Bild: Weltmeister Kramnik beim Spiel gegen den Computer "Deep Fritz" - die Soft…
Die Vorlieben von Alexander Grischuk liegen wie ein offenes Buch vor Boris
Gelfand. Aber auch der Israeli wurde für seinen russischen Gegner schon
lange vor dem ersten Zug beim heute beginnenden WM-Kandidaten-Finale zum
gläsernen Schachspieler.
Steht der Sieger im tatarischen Kasan fest, wird Weltmeister Viswanathan
Anand die fünf Millionen Turnierpartien auf seiner Festplatte durchforsten
und in "Chessbase" eine Datenbank über seinen nächsten Herausforderer
anlegen.
Als Matthias Wüllenweber am 19. Mai 1986 in Basel als "kleiner
Vereinsspieler" aufgeregt zur Audienz bei dem "charismatischen Superstar"
Garri Kasparow schritt, "hatten wir höchstens 200 Partien in der
Datenbank", erzählt der Hamburger lachend. Heute sind es zig Millionen. Die
älteste Partie, die bequem per Mausklick am Bildschirm nachgespielt werden
kann, stammt von 1475: In Valencia setzte Francisco de Castellvi mit Weiß
Narciso Vinoles in 21 Zügen matt.
## Bevorzugte Laufwege und Statistiken
Weltmeister Kasparow "war offensichtlich fasziniert", erinnert sich
Wüllenweber. Mit der Software revolutionierte der angehende Physiker das
jahrhundertealte Spiel.

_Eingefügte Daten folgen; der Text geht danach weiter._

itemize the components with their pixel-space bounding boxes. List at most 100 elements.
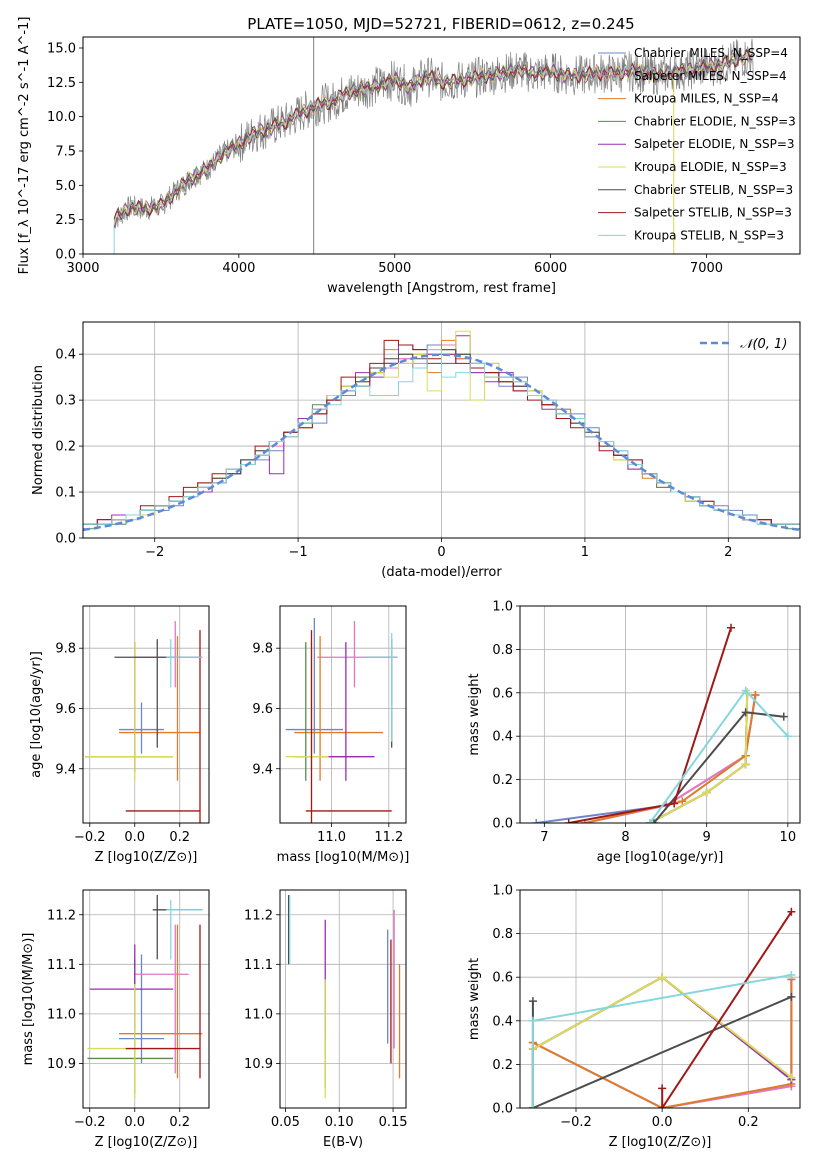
y-tick-label: 0.0: [55, 532, 76, 547]
mass-age-panel: 11.0 11.2 9.4 9.6 9.8 mass [log10(M/M⊙)]: [252, 605, 409, 865]
gaussian-curve: [83, 353, 800, 532]
x-axis-label: (data-model)/error: [381, 565, 502, 580]
legend-label: Chabrier MILES, N_SSP=4: [634, 46, 788, 60]
y-axis-label: Normed distribution: [31, 365, 46, 495]
y-axis-label: mass weight: [467, 673, 482, 755]
x-tick-label: 2: [724, 545, 732, 560]
x-tick-label: 0.0: [124, 1115, 145, 1130]
y-tick-label: 7.5: [55, 144, 76, 159]
y-tick-label: 5.0: [55, 179, 76, 194]
y-tick-label: 0.4: [492, 1014, 513, 1029]
weight-marker: [678, 797, 687, 806]
weight-line: [649, 692, 749, 823]
legend-label: Kroupa MILES, N_SSP=4: [634, 92, 779, 106]
weight-marker: [787, 907, 796, 916]
y-tick-label: 0.2: [492, 773, 513, 788]
y-tick-label: 9.4: [55, 762, 76, 777]
weight-marker: [658, 1104, 667, 1108]
weight-marker: [787, 992, 796, 1001]
x-tick-label: −0.2: [74, 830, 106, 845]
plot-area: [532, 623, 792, 823]
z-weight-panel: −0.2 0.0 0.2 0.0 0.2 0.4 0.6 0.8 1.0 Z [log10(Z/Z…: [467, 884, 801, 1150]
x-tick-label: −0.2: [560, 1115, 592, 1130]
residuals-panel: −2 −1 0 1 2 0.0 0.1 0.2 0.3 0.4 (data-model)/error…: [31, 321, 801, 580]
legend-label: Salpeter ELODIE, N_SSP=3: [634, 137, 795, 151]
legend-label: Chabrier ELODIE, N_SSP=3: [634, 114, 796, 128]
x-axis-label: Z [log10(Z/Z⊙)]: [95, 1135, 198, 1150]
x-tick-label: −0.2: [74, 1115, 106, 1130]
x-axis-label: Z [log10(Z/Z⊙)]: [95, 850, 198, 865]
legend-label: Salpeter MILES, N_SSP=4: [634, 69, 787, 83]
y-tick-label: 9.6: [55, 702, 76, 717]
y-tick-label: 9.6: [252, 702, 273, 717]
y-tick-label: 1.0: [492, 884, 513, 899]
x-tick-label: 0.15: [379, 1115, 408, 1130]
plot-area: [113, 37, 754, 254]
plot-area: [287, 894, 401, 1099]
weight-marker: [779, 712, 788, 721]
weight-marker: [645, 819, 654, 823]
y-tick-label: 2.5: [55, 213, 76, 228]
x-tick-label: −2: [145, 545, 164, 560]
axes-frame: [519, 889, 801, 1109]
weight-marker: [741, 708, 750, 717]
x-axis-label: age [log10(age/yr)]: [597, 850, 724, 865]
x-tick-label: 0.2: [169, 1115, 190, 1130]
y-tick-label: 0.1: [55, 486, 76, 501]
axes-frame: [279, 889, 407, 1109]
y-tick-label: 11.1: [47, 958, 76, 973]
figure-title: PLATE=1050, MJD=52721, FIBERID=0612, z=0…: [247, 15, 634, 33]
y-tick-label: 11.0: [47, 1007, 76, 1022]
weight-line: [532, 979, 793, 1108]
spectrum-panel: 3000 4000 5000 6000 7000 0.0 2.5 5.0 7.5 10.0 12.5…: [17, 17, 801, 296]
legend-label: 𝒩(0, 1): [740, 337, 787, 352]
x-tick-label: 0.0: [124, 830, 145, 845]
weight-marker: [532, 819, 541, 823]
y-tick-label: 11.2: [47, 908, 76, 923]
z-mass-panel: −0.2 0.0 0.2 10.9 11.0 11.1 11.2 Z [log10(Z/Z⊙)…: [21, 889, 210, 1150]
plot-area: [285, 618, 398, 823]
x-tick-label: 8: [621, 830, 629, 845]
y-tick-label: 11.1: [244, 958, 273, 973]
weight-line: [661, 911, 793, 1108]
y-tick-label: 12.5: [47, 76, 76, 91]
x-tick-label: 7000: [690, 261, 723, 276]
legend-label: Kroupa STELIB, N_SSP=3: [634, 228, 784, 242]
y-tick-label: 0.4: [492, 730, 513, 745]
y-tick-label: 0.8: [492, 643, 513, 658]
y-tick-label: 0.8: [492, 927, 513, 942]
x-tick-label: 6000: [534, 261, 567, 276]
age-weight-panel: 7 8 9 10 0.0 0.2 0.4 0.6 0.8 1.0 age [log10(age/yr…: [467, 600, 801, 865]
x-tick-label: 7: [540, 830, 548, 845]
z-age-panel: −0.2 0.0 0.2 9.4 9.6 9.8 Z [log10(Z/Z⊙)] age [l…: [29, 605, 210, 865]
x-tick-label: 5000: [378, 261, 411, 276]
weight-marker: [741, 686, 750, 695]
y-tick-label: 11.0: [244, 1007, 273, 1022]
axes-frame: [279, 605, 407, 824]
weight-marker: [751, 690, 760, 699]
legend-label: Chabrier STELIB, N_SSP=3: [634, 183, 793, 197]
y-tick-label: 1.0: [492, 600, 513, 615]
weight-marker: [727, 623, 736, 632]
axes-frame: [82, 889, 210, 1109]
y-tick-label: 11.2: [244, 908, 273, 923]
y-tick-label: 15.0: [47, 41, 76, 56]
weight-marker: [670, 799, 679, 808]
x-tick-label: 0.2: [169, 830, 190, 845]
x-tick-label: 0.10: [325, 1115, 354, 1130]
x-tick-label: −1: [289, 545, 308, 560]
y-tick-label: 9.8: [55, 642, 76, 657]
x-tick-label: 9: [703, 830, 711, 845]
weight-marker: [658, 1084, 667, 1093]
x-tick-label: 0.05: [271, 1115, 300, 1130]
y-axis-label: mass weight: [467, 958, 482, 1040]
legend-label: Kroupa ELODIE, N_SSP=3: [634, 160, 787, 174]
weight-marker: [783, 732, 792, 741]
weight-marker: [528, 1104, 537, 1108]
x-axis-label: wavelength [Angstrom, rest frame]: [327, 281, 556, 296]
weight-marker: [741, 760, 750, 769]
y-tick-label: 9.4: [252, 762, 273, 777]
model-line: [113, 48, 753, 221]
y-tick-label: 0.4: [55, 348, 76, 363]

Was die Videoanalyse im Fußball ist, ist bei den
Denksportlern "Chessbase": Es zeigt quasi die bevorzugten "Laufwege" der
Springer und Bauern beim Gegner auf und gibt mit Statistiken preis, welche
Eröffnungen er anwendet und wie er dann weiterspielt. Partiekommentare und
Einschätzungen von Großmeistern finden sich ebenso in jeder gut gepflegten
Datenbank. Schlampigen Genies gefällt die Entwicklung hin zur Wissenschaft
allerdings weniger.
Auf die bahnbrechende Idee war Wüllenweber während seines Studiums in
Edinburgh gekommen. "Die Schotten sind höfliche Menschen und sagten zu mir:
'Spiel mal an Brett eins der Unimannschaft!' Um nicht dauernd zu verlieren,
fragte ich mich, ob ich mein Eröffnungsrepertoire nicht besser elektronisch
verwalten sollte."
Genaue Angaben darüber, wie viele Datenbanken in inzwischen elf Versionen
abgesetzt wurden, liegen der Chessbase GmbH nicht vor. Ihr noch beliebteres
Schachcomputerspiel "Fritz" verkaufte sich aber mehr als eine Million Mal.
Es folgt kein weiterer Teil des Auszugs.